Manuele Domenicali è il nuovo mister del Varese e si è presentato con Marco Ballotta, direttore tecnico, che spiega: "Porremo le basi per un bel progetto". Benecchi: "Speriamo nel ripescaggio", ma è una strada difficile

varese calcio presentazione Domenicali Ballotta

In attesa di creare una squadra, in casa Varese Calcio è arrivato il momento di presentare il nuovo allenatore e la figura – incasellata come direttore tecnico – che farà da raccordo tra squadra e società. Passi quasi scontati in club “normali” ma che rappresentano una bella speranza da queste parti dove – come noto – è in atto una ricostruzione difficile che però sta proseguendo passo dopo passo.

Nel giorno in cui i dirigenti hanno saldato il debito (i famosi 30mila euro) con il Comune, ecco le parole ufficiali di Manuele Domenicali, il mister, e di Marco Ballotta, portiere di lunghissimo corso in Serie A al quale ora sarà affidata la supervisione dell’area sportiva all’inizio di una stagione che scatterà con il raduno intorno al 23-24 luglio a Masnago.
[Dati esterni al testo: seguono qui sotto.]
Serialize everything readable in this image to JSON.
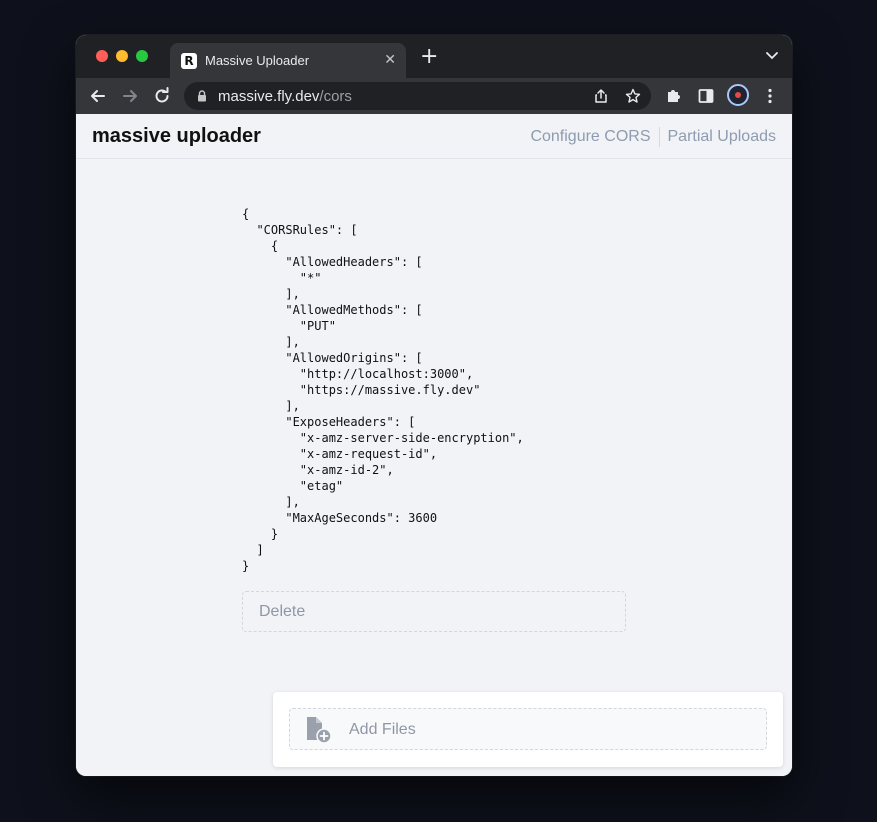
{
  "browser": {
    "tab_title": "Massive Uploader",
    "tab_favicon": "R",
    "tab_close": "✕",
    "new_tab": "+",
    "url_host": "massive.fly.dev",
    "url_path": "/cors"
  },
  "icons": {
    "back": "arrow-left-icon",
    "forward": "arrow-right-icon",
    "reload": "reload-icon",
    "lock": "lock-icon",
    "share": "share-icon",
    "bookmark": "star-icon",
    "extensions": "puzzle-icon",
    "sidepanel": "side-panel-icon",
    "menu": "kebab-menu-icon",
    "file_add": "file-add-icon"
  },
  "app": {
    "brand": "massive uploader",
    "nav": {
      "configure_cors": "Configure CORS",
      "partial_uploads": "Partial Uploads"
    },
    "cors_json": "{\n  \"CORSRules\": [\n    {\n      \"AllowedHeaders\": [\n        \"*\"\n      ],\n      \"AllowedMethods\": [\n        \"PUT\"\n      ],\n      \"AllowedOrigins\": [\n        \"http://localhost:3000\",\n        \"https://massive.fly.dev\"\n      ],\n      \"ExposeHeaders\": [\n        \"x-amz-server-side-encryption\",\n        \"x-amz-request-id\",\n        \"x-amz-id-2\",\n        \"etag\"\n      ],\n      \"MaxAgeSeconds\": 3600\n    }\n  ]\n}",
    "delete_label": "Delete",
    "add_files_label": "Add Files"
  },
  "colors": {
    "desktop": "#0e111b",
    "tabstrip": "#202124",
    "toolbar": "#35363a",
    "page_bg": "#f1f3f7",
    "nav_link": "#8f9bb0",
    "muted_text": "#8f97a6"
  }
}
Domenicali, 61 anni, era fermo da tempo a livello senior ma ha lasciato l’incontro con frasi che ne descrivono la volontà, snocciolando anche nomi importanti: «Non si smette mai di allenare, nemmeno quando non si ha tra le mani una prima squadra – spiega il tecnico ferrarese – Dopo l’ultima esperienza in Belgio non ho avuto proposte che mi interessavano e ho rifiutato altre chiamate che non gradivo. Però ho concluso la stagione in un settore giovanile e in precedenza sono stato ospitato da colleghi di alto livello: da Sarri a Empoli a Giampaolo fino a Di Francesco quando ero al Sassuolo (in elenco anche un breve stage da Beppe Sannino ndr). Imparare, osservare, capire il lavoro degli altri è sempre utile».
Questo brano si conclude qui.